Ahead of next week’s iPhone 8 keynote at Apple Park’s Steve Jobs Theater, a few more details have been shared about Apple’s brand new location for media events.
And they’re every bit as obsessively perfect as you’d expect a building named after Apple’s co-founder and former CEO would be.
It’s all in the details
In order to gain access to the subterranean theater, attendees can either descend via a spiral staircase or using two custom elevators. These elevators rotate as they descend, so that passengers enter and exit through the same door, even though they do so from different directions.
The theater also sports a retracting wall, which opens to reveal a hidden product testing area. In addition, the leather seats in the building reportedly cost Apple $14,000 apiece.

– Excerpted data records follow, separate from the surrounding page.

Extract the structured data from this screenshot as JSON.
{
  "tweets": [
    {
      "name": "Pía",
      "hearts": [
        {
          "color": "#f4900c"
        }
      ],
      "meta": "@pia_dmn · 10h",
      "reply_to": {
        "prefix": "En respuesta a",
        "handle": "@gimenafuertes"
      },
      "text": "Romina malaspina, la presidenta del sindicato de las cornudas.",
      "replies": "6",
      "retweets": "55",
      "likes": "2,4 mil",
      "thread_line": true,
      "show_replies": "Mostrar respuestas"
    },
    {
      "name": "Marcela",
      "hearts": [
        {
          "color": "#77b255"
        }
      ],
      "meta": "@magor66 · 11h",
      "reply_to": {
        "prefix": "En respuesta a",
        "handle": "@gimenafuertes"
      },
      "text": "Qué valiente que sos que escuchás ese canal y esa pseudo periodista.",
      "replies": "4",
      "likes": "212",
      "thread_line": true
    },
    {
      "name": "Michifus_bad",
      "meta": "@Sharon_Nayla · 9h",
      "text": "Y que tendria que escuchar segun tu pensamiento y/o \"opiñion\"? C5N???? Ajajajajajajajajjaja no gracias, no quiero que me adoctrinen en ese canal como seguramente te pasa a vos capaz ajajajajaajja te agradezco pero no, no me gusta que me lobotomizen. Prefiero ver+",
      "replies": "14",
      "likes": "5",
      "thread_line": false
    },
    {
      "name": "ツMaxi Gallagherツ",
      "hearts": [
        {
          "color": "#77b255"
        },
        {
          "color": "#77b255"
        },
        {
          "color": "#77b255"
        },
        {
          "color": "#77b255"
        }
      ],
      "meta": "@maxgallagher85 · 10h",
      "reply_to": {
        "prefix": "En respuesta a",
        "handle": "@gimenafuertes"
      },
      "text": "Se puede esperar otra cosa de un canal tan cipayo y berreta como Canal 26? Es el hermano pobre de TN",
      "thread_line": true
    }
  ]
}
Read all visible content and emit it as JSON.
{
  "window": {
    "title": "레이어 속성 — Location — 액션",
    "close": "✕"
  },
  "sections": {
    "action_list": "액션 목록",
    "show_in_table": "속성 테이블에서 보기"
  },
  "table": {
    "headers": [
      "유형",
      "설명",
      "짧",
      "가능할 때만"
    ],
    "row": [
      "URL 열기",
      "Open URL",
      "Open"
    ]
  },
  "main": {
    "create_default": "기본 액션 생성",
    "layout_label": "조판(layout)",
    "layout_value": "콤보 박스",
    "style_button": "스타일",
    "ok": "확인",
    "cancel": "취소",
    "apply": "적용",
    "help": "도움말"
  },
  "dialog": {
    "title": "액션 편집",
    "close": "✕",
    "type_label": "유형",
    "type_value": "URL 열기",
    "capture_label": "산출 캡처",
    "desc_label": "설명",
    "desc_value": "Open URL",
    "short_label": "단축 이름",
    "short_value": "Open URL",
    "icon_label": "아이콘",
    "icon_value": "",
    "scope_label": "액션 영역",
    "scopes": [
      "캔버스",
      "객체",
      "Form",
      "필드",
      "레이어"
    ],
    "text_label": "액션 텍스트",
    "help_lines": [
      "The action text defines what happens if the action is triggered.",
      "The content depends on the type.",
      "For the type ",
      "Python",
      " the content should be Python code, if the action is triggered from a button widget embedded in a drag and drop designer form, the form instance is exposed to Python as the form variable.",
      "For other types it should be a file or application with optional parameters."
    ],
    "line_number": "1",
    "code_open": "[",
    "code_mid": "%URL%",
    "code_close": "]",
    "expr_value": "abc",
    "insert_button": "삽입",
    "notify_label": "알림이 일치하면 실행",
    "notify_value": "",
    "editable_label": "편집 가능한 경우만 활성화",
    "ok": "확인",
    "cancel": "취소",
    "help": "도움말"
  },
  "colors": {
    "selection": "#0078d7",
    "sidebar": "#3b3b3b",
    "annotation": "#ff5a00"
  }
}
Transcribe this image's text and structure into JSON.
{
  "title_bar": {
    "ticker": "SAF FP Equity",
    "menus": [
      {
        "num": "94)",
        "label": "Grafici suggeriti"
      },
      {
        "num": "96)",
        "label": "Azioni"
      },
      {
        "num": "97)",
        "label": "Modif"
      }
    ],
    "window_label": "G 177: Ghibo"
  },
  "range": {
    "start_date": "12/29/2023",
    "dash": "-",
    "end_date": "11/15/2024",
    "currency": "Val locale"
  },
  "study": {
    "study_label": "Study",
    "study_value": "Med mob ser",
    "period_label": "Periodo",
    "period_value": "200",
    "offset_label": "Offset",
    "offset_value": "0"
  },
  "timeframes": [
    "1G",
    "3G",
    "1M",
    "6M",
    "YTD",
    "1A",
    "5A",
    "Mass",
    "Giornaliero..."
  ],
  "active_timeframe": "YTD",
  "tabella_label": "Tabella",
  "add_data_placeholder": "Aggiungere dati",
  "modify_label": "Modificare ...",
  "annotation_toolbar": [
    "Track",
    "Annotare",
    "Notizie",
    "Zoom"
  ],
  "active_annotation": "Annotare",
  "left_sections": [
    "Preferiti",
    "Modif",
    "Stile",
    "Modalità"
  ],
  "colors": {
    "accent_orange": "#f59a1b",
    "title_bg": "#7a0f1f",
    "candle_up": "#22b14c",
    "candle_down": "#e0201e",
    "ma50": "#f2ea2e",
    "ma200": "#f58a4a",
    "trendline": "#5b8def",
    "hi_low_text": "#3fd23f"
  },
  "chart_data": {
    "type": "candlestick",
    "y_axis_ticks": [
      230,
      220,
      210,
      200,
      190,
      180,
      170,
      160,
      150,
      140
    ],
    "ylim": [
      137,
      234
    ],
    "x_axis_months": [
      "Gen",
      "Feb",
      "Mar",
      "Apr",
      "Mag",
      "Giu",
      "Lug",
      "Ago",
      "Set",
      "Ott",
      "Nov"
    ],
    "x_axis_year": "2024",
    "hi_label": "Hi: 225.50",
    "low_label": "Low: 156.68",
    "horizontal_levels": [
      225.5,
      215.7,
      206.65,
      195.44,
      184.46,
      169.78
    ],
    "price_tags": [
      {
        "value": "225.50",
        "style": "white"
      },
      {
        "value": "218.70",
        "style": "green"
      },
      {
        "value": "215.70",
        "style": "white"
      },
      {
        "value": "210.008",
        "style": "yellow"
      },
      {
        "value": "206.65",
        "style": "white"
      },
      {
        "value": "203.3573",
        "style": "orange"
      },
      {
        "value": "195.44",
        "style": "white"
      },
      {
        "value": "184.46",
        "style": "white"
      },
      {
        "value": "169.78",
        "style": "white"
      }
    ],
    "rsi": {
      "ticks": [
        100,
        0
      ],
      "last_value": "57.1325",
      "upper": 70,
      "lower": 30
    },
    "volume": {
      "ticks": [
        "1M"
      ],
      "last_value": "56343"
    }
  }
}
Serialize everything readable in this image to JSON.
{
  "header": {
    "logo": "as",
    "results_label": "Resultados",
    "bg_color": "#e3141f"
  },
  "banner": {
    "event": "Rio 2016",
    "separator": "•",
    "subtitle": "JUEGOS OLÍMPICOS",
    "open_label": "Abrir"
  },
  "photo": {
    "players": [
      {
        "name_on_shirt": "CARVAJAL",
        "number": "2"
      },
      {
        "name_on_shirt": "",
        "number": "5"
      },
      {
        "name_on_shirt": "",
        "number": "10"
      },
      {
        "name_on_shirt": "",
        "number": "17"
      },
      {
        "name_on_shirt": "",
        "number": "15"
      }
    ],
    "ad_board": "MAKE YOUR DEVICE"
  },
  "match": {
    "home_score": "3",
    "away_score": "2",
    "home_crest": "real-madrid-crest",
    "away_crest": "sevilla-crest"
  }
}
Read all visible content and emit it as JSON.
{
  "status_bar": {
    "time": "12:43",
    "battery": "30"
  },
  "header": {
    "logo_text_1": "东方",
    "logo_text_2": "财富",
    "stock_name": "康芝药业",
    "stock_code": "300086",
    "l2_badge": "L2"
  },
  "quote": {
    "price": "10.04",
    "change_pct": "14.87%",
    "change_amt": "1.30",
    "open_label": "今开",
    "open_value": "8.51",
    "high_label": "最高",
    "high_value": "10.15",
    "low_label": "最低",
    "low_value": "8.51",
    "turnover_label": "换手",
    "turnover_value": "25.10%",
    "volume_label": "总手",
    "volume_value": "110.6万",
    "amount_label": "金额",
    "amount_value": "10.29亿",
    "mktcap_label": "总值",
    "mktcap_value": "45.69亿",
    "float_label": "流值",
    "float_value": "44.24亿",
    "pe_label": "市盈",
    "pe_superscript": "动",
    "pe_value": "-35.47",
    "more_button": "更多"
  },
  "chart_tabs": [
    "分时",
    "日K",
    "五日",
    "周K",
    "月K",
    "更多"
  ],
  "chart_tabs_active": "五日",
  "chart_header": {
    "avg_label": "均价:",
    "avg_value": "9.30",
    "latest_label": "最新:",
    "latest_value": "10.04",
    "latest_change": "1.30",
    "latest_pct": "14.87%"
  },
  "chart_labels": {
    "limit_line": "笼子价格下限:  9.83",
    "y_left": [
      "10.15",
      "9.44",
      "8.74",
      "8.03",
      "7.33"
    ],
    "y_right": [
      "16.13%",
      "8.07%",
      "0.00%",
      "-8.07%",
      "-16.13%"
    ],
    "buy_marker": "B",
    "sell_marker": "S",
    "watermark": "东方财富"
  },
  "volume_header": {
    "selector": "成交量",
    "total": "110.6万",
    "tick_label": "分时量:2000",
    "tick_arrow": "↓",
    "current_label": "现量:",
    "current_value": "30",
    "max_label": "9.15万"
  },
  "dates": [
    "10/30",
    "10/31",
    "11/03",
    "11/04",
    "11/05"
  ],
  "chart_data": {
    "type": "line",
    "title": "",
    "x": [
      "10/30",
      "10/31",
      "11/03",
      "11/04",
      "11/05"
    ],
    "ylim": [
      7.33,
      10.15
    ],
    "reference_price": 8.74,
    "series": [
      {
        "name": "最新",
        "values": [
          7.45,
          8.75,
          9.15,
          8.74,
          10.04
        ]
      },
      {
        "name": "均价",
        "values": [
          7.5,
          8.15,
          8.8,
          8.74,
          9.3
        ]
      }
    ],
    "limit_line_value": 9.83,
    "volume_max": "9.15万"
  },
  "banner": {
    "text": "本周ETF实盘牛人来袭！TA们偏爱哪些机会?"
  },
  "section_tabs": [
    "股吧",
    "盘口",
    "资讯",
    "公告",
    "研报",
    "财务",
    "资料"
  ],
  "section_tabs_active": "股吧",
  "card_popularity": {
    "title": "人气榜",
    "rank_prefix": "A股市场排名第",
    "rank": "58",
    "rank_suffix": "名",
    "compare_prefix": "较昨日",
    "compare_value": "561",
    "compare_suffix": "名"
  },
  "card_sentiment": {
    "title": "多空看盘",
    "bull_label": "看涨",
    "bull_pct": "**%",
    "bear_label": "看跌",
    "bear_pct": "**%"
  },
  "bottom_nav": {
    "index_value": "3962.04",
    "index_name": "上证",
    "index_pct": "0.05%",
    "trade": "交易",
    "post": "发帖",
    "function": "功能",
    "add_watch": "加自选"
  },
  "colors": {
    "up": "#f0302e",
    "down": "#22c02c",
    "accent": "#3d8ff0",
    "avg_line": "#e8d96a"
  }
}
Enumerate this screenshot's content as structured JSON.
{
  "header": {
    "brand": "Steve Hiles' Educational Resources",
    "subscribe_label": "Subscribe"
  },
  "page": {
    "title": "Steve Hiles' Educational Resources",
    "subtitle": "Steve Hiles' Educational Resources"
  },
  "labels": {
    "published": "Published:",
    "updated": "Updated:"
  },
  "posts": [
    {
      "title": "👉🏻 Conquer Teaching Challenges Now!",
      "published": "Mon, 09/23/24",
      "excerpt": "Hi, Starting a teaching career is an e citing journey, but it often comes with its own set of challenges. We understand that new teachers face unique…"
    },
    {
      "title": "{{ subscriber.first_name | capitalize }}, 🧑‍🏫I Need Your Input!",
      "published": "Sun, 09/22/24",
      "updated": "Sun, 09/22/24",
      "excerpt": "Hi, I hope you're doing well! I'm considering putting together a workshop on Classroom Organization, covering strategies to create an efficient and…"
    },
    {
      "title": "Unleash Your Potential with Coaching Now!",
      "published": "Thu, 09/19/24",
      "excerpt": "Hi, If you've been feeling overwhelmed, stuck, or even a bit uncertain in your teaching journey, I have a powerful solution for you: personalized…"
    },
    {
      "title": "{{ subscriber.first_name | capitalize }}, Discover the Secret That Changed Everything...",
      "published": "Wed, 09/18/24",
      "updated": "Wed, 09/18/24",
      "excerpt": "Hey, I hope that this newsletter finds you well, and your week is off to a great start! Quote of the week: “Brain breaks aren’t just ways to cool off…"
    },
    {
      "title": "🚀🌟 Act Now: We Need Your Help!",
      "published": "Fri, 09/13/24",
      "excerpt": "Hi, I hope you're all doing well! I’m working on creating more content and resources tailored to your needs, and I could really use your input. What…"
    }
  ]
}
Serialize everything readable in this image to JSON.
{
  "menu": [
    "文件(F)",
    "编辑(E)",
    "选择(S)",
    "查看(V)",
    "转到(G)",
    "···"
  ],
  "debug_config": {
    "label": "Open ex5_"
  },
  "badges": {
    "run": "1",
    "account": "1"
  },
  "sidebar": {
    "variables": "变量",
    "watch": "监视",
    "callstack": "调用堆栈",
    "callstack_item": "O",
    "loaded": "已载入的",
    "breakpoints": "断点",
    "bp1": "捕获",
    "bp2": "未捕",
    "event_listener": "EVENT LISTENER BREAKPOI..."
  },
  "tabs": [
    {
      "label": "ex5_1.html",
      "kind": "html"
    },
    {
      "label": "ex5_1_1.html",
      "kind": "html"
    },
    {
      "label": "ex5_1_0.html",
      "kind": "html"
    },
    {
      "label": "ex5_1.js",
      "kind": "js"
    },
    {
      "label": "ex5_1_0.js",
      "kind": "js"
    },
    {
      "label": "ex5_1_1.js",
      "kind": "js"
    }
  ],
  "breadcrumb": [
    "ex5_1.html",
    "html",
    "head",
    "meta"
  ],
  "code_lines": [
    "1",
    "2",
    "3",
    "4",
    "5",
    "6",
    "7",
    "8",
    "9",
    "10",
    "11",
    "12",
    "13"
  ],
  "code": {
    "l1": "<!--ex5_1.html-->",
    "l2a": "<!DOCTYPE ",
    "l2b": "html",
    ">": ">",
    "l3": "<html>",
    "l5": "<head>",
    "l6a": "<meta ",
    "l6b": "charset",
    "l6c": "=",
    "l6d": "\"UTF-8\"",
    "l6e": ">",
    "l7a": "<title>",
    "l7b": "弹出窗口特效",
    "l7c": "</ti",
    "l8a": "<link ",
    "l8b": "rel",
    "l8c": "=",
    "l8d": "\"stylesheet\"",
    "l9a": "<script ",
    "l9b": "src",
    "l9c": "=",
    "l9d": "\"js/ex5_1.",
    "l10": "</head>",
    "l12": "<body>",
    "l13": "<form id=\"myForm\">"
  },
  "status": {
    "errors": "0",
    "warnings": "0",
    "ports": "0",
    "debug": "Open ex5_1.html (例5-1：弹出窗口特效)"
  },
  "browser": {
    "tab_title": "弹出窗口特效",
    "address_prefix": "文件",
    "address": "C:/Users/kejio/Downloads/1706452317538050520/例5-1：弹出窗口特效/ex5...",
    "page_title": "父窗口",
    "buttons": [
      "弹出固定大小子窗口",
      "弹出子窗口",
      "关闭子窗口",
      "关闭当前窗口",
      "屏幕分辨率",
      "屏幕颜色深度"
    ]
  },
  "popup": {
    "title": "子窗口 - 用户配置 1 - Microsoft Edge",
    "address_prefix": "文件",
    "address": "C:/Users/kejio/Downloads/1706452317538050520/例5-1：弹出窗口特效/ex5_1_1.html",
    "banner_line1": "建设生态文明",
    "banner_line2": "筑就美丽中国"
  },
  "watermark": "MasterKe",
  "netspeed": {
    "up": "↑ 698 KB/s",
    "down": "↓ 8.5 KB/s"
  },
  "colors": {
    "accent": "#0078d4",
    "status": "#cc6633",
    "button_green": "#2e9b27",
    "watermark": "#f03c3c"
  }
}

It’s yet another indication of the kind of perfectionism that Apple typically employs. Previous reports about the Apple Park campus have suggested that Apple insisted on everything from perfectly flat doorways so that that engineers don’t have to adjust their gait while entering a building to Steve Jobs’ insistence that it include a very specific type of wood, ideally cut in January so as to have the least amount of sap and sugar content possible.
Anyone who’s followed Apple for a few years will be used to these levels of perfectionist design. In the case of the Steve Jobs Theater, it’s more understandable than ever. Not only does it bear Jobs’ name, but its status as a building open to the tech press also means that Apple views it as an extension of the same user experience it offers with its packaging.